そしてそれはその通りだった。彼女たちは何もこの組織を独占しようとしているわけではない。むしろその逆で、可能性を感じて自由に子孫を増やす事を推奨している。だが母体の危険性を唱えたのも彼女達だ。一定年齢を超えたら性交渉を無くすというのは、一部修正の余地がありそうな気がする。
「だけど、遠藤さんの精子はとても貴重な物。やはりそこをどうするかを提案していかないと、難しいと思う」
「ああ」
「そうね」
「梨美は栞さんや夏希ちゃんと仲がいいわよね?」
「元は同じクラスだからね」
「彼女らの根回しは、梨美が良いと思う」
「わかったわ。彼女達なら分かってくれると思う」
「そうよね。明日は我が身だもんね」
「ええ」
梨美はおとなしい感じの女性だったが、こういう時に心強い。責任感があって、みんなのために何が出来るかをいつも考えている。

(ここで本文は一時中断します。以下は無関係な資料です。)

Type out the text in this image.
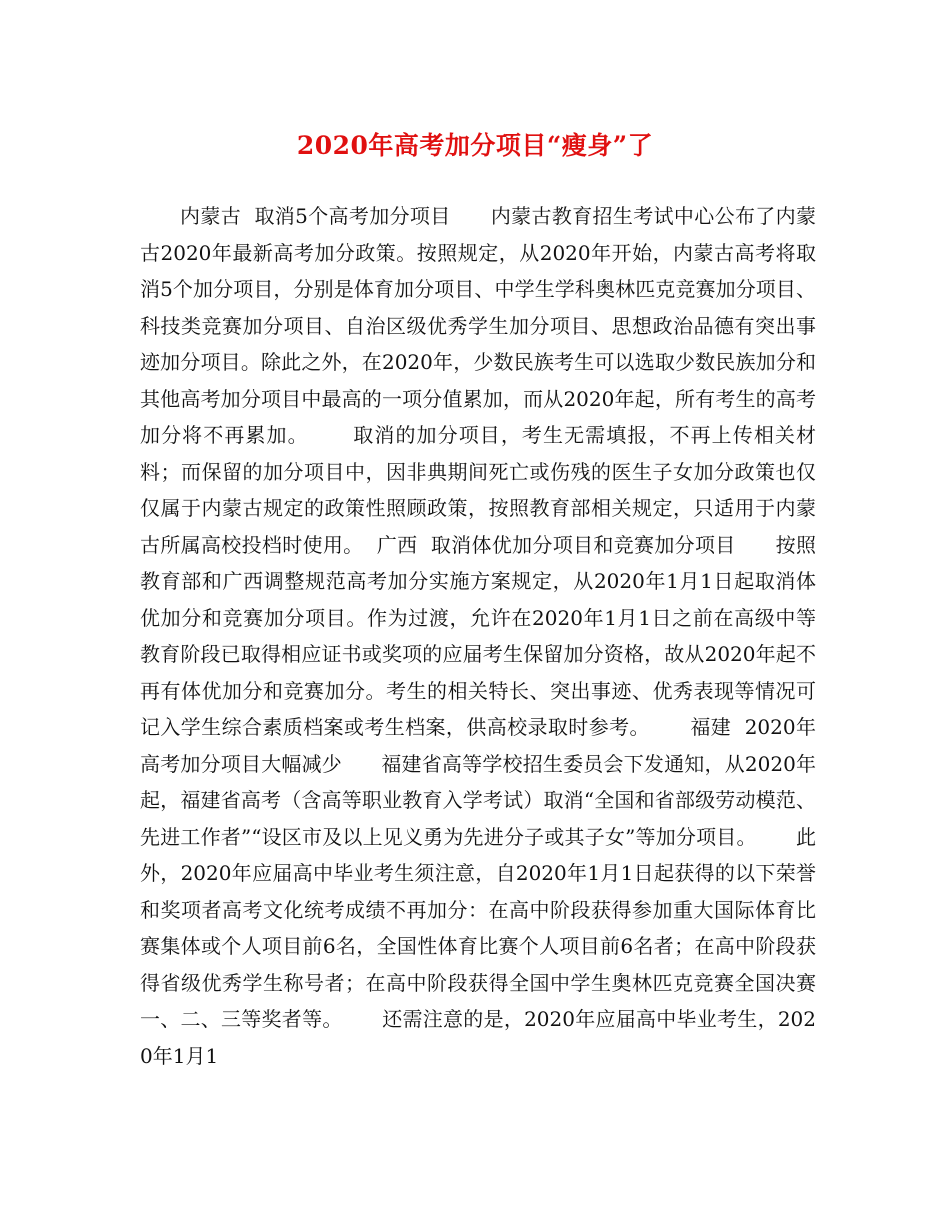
2020年高考加分项目“瘦身”了

内蒙古  取消5个高考加分项目      内蒙古教育招生考试中心公布了内蒙古2020年最新高考加分政策。按照规定，从2020年开始，内蒙古高考将取消5个加分项目，分别是体育加分项目、中学生学科奥林匹克竞赛加分项目、科技类竞赛加分项目、自治区级优秀学生加分项目、思想政治品德有突出事迹加分项目。除此之外，在2020年，少数民族考生可以选取少数民族加分和其他高考加分项目中最高的一项分值累加，而从2020年起，所有考生的高考加分将不再累加。      取消的加分项目，考生无需填报，不再上传相关材料；而保留的加分项目中，因非典期间死亡或伤残的医生子女加分政策也仅仅属于内蒙古规定的政策性照顾政策，按照教育部相关规定，只适用于内蒙古所属高校投档时使用。  广西  取消体优加分项目和竞赛加分项目      按照教育部和广西调整规范高考加分实施方案规定，从2020年1月1日起取消体优加分和竞赛加分项目。作为过渡，允许在2020年1月1日之前在高级中等教育阶段已取得相应证书或奖项的应届考生保留加分资格，故从2020年起不再有体优加分和竞赛加分。考生的相关特长、突出事迹、优秀表现等情况可记入学生综合素质档案或考生档案，供高校录取时参考。      福建  2020年高考加分项目大幅减少      福建省高等学校招生委员会下发通知，从2020年起，福建省高考（含高等职业教育入学考试）取消“全国和省部级劳动模范、先进工作者”“设区市及以上见义勇为先进分子或其子女”等加分项目。      此外，2020年应届高中毕业考生须注意，自2020年1月1日起获得的以下荣誉和奖项者高考文化统考成绩不再加分：在高中阶段获得参加重大国际体育比赛集体或个人项目前6名，全国性体育比赛个人项目前6名者；在高中阶段获得省级优秀学生称号者；在高中阶段获得全国中学生奥林匹克竞赛全国决赛一、二、三等奖者等。      还需注意的是，2020年应届高中毕业考生，2020年1月1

「じゃあ私はまずは吉永、そして吉永と一緒にエネルギー担当の沙織さんと愛奈さんを説得するわ」
「わかった。じゃあ俺は優美を通じて、仲が良い麻衣に話してもらおう。あと翼は優美の会社の先輩だし話しやすいかもしれないから、翼も俺が」
「おねがいします」
「まずは軽く、みんなの考え方を探る方向で」
「だな。一気には出来ない、少しずつ時間をかけてするしかないだろう」
俺が各拠点を回るのだから、一番やりやすいと思うのだが、女性たちの本音を完全に引き出せるかは微妙だ。まずは同じ考えを持つこの3人から輪を広げていくとよさそうだ。
「あら、やだ。こんな時間」
「あ、そうね。遠藤さんも疲れたでしょ」
「疲れてはいないけど、漠然としていた悩みに、解決の方向性が見えてきた気がする。今日はぐっすり眠れそうだ」
「私も」
「同じく」
そう言って俺達は、キングサイズのベッドに3人で潜り込むのだった。少しも時間が経たないうちに二人が寝息をたてはじめる。今日の話でよほど心に溜まっていた物をはきだしたようだ。二人の寝顔を眺めつつ俺も睡魔に襲われるのだった。